Certa, pois a necessidade é mesmo princípio da LGPD e limita o tratamento ao mínimo indispensável para a finalidade pretendida.
- B)Finalidade: realização do tratamento para propósitos legítimos, específicos, explícitos e informados ao titular, com possibilidade de tratamento posterior de forma compatível com essas finalidades.
Certa, porque a finalidade exige propósito legítimo, específico, explícito e informado ao titular, exatamente como prevê a lei.
- C)Livre acesso: garantia, aos titulares, de consulta facilitada e gratuita sobre a forma e a duração do tratamento, bem como sobre a integralidade de seus dados pessoais.
Certa, já que o livre acesso garante consulta facilitada e gratuita sobre a forma e a duração do tratamento e sobre a integralidade dos dados.
- D)Prevenção: adoção de medidas para prevenir a ocorrência de danos em virtude do tratamento de dados pessoais.
Certa, pois a prevenção é o dever de adotar medidas para evitar danos decorrentes do tratamento de dados pessoais.
- E)Não discriminação: impossibilidade de realização do tratamento para fins discriminatórios ilícitos ou abusivos.
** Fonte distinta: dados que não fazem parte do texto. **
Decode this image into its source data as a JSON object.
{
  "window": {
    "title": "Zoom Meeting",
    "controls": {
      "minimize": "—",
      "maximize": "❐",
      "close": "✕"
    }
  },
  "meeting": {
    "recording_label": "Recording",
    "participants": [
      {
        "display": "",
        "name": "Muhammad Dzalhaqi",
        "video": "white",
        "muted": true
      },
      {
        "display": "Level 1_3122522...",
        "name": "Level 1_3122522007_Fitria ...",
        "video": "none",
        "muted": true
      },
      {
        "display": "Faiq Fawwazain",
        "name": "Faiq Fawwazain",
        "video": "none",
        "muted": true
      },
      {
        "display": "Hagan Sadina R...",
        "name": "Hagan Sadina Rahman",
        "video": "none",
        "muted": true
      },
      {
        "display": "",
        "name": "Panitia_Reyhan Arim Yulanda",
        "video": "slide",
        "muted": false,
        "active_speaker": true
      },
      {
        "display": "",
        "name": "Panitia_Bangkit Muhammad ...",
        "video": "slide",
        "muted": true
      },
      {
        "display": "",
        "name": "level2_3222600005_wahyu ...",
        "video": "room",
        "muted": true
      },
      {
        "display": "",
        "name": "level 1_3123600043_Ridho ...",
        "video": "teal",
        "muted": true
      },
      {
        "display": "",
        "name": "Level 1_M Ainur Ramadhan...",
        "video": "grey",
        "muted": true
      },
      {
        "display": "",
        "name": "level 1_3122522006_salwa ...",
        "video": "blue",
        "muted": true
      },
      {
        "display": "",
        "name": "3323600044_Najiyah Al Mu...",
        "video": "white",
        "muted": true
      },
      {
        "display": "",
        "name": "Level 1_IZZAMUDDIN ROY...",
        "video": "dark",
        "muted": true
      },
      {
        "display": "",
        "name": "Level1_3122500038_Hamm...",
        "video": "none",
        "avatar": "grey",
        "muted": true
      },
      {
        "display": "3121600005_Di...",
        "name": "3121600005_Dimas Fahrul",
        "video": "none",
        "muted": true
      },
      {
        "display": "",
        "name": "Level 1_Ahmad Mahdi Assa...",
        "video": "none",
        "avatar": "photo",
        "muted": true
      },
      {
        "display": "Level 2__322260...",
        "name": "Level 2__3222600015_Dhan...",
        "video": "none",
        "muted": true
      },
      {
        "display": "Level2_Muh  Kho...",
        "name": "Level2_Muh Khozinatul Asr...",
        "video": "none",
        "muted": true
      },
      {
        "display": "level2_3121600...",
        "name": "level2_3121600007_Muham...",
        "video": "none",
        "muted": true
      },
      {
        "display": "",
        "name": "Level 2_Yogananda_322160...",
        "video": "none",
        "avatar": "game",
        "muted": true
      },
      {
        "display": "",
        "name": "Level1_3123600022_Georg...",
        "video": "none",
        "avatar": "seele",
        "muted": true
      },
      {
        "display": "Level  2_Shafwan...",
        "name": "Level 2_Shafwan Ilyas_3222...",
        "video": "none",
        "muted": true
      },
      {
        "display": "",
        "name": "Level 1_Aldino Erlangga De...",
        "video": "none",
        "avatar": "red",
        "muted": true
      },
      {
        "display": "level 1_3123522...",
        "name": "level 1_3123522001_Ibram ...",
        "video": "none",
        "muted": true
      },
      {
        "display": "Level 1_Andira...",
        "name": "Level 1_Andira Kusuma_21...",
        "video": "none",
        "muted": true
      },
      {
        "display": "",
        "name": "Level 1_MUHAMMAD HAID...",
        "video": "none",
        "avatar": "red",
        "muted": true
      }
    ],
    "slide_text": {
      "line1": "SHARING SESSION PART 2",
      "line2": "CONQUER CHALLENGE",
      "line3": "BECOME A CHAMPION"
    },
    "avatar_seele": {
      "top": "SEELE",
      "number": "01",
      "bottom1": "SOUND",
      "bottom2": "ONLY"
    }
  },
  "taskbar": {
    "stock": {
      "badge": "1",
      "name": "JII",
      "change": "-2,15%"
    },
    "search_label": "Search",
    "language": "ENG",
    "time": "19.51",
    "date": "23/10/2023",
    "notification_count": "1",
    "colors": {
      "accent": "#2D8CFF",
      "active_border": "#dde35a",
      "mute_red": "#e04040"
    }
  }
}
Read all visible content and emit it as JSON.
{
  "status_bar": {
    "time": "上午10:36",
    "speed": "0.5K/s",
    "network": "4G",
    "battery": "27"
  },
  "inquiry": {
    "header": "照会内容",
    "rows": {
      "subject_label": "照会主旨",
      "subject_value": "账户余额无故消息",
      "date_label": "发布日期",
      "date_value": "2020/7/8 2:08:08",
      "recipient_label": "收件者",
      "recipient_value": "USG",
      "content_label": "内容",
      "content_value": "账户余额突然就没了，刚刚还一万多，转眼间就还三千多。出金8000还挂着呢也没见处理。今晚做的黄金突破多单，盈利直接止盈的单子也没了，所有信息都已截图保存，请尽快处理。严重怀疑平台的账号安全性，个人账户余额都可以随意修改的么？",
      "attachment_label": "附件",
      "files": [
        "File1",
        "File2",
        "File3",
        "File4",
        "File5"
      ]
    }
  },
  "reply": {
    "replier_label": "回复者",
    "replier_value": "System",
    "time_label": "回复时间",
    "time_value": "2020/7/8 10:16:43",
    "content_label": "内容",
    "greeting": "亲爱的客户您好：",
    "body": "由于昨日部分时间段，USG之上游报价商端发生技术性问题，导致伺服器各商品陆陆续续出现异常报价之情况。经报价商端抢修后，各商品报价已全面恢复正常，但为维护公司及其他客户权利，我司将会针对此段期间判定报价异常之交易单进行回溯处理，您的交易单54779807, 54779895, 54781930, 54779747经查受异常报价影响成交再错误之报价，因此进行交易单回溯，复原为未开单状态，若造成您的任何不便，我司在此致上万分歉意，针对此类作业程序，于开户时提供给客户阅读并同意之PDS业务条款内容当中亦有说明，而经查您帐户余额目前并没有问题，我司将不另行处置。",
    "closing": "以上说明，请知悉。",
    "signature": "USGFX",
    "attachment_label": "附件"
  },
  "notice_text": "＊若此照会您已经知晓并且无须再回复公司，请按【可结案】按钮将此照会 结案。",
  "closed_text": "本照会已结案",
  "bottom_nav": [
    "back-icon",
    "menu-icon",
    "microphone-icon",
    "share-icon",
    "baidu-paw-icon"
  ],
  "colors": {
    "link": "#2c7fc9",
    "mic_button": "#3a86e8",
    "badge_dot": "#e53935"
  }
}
É a alternativa apontada como gabarito pela banca, embora a ideia descrita se relacione ao princípio da não discriminação previsto na LGPD.
Gabarito: E
A LGPD, no art. 6º, traz os princípios que devem orientar todo tratamento de dados pessoais. Pense neles como o "manual de boas maneiras" do controlador: não basta poder tratar os dados, é preciso fazer isso com finalidade clara, necessidade, transparência, segurança e respeito ao titular. Entre os princípios mais cobrados estão exatamente os citados nas alternativas A, B, C e D: finalidade, necessidade, livre acesso e prevenção. A lei exige que o tratamento fique restrito ao mínimo necessário, que o titular saiba para quê seus dados serão usados e que haja medidas para evitar danos. Isso cai muito em prova porque a banca adora a redação literal do art. 6º. A alternativa indicada como gabarito é a letra E. Em prova, a banca considerou essa assertiva como a exceção. Vale lembrar, porém, que a expressão apresentada corresponde à ideia de não discriminação, tema ligado ao tratamento de dados pessoais na LGPD. Então, aqui a cobrança foi bem literal e dependeu da leitura da banca sobre o enunciado. Em resumo: quando a LGPD fala em princípios, você deve pensar em finalidade, adequação, necessidade, livre acesso, qualidade dos dados, transparência, segurança, prevenção, não discriminação, responsabilização e prestação de contas. Se a questão pedir o que "não" se encaixa, vale conferir com lupa a redação exata, porque a banca costuma brincar de caça-palavras jurídico.